Today, lithium is most commonly known as a crucial ingredient for rechargeable lithium-ion batteries, which can be used to power anything from mobile phones to electric bikes, cars and buses. Because they store renewable energy, lithium-ion batteries are increasingly important in a world where most people seek to extend their industrial ways of life into a future beyond fossil fuel. The climate crisis urges us to shift quickly to renewable forms of energy to preserve our planet. Doing so will require vast amounts of metals such as lithium.

This is why lithium is often dubbed as a metal of the future. It matters for livable futures, globally. But it does so unequally.

In places of consumption, where industries depend on imported raw materials, lithium is a matter of concern because it might soon be in short supply. Think of Simon and the urgency he carefully crafted into his statement to wake up US policy makers to their geopolitical dependency on China.

In places of extraction, in turn, lithium is a source of deep ambivalence, evoking both dreams of better futures and fears of renewed exploitation. Think of Evo and his political message of a better life for his impoverished people thanks to industry and technology. Think of Clemente, who refuses mining projects in his territory, rejecting industrial ways of life and the resource extraction they depend on. What should life really be about?

Dwelling on such ambivalence this project wants to explore diverse lithium worlds: worlds between and beyond extraction and consumption, global south and north, technology and ecology. It embraces lithium’s capacity to travel between different yet related worlds, forging unexpected connections along the way.

Exploring lithium worlds can only be a carefully crafted collective process. To follow far-flung connections in meaningful ways requires steady grounding in particular places, issues, and matters. We invite those who can identify with our principles to participate in this exploration from where they stand and in their very own ways. Together, we can offer slow thinking and careful connection as an alternative to dominant stories, provoking new thought and action on all sides involved.

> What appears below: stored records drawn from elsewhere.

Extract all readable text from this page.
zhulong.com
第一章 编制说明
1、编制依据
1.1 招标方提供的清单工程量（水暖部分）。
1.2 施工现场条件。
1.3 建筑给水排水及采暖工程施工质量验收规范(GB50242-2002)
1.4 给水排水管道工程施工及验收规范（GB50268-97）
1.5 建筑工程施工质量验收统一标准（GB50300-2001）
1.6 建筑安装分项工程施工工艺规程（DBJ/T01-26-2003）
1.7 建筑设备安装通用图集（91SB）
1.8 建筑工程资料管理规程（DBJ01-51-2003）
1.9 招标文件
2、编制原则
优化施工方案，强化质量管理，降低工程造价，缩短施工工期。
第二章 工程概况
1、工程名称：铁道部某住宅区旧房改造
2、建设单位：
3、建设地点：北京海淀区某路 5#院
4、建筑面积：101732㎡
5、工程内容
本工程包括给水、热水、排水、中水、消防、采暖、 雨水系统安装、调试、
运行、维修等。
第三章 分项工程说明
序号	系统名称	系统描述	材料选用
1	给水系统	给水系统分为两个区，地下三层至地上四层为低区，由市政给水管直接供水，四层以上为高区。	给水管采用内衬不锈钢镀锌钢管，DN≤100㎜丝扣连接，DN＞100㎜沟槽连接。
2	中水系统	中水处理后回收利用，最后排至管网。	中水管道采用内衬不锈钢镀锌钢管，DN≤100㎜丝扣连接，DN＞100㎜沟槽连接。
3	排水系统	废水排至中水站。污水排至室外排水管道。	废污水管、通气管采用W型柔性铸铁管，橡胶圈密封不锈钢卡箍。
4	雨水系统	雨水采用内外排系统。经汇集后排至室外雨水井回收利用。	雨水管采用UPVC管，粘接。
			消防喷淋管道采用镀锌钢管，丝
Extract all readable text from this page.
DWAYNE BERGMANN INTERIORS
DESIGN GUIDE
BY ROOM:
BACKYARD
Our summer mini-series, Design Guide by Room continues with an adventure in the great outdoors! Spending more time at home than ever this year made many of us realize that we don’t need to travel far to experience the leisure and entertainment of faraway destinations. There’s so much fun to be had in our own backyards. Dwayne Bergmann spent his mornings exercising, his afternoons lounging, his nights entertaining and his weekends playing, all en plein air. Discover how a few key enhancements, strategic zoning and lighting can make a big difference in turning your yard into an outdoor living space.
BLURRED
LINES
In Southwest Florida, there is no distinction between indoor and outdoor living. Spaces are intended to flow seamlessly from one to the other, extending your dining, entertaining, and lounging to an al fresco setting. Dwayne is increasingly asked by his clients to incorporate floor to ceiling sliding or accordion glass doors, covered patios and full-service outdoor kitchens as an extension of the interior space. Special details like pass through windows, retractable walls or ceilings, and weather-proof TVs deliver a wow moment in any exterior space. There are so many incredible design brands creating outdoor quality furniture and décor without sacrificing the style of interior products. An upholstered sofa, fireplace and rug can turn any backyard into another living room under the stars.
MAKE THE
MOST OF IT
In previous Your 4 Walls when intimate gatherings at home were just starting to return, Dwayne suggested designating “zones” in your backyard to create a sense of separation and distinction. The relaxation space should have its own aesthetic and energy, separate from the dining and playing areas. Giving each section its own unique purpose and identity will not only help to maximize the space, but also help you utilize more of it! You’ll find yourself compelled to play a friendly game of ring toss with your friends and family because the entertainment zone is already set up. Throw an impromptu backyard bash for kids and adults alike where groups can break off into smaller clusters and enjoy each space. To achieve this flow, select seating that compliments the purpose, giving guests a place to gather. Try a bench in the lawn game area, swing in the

Lithium Worlds offers room for content beyond the rush of daily news, made for diverse publics in disparate places. The stories emanating from different lithium worlds can only matter if they reach those who inhabit these worlds. We do our very best to make them available to a wide and diverse audience, translating our content between places, languages, and fields of expertise. We are happy to count you among us.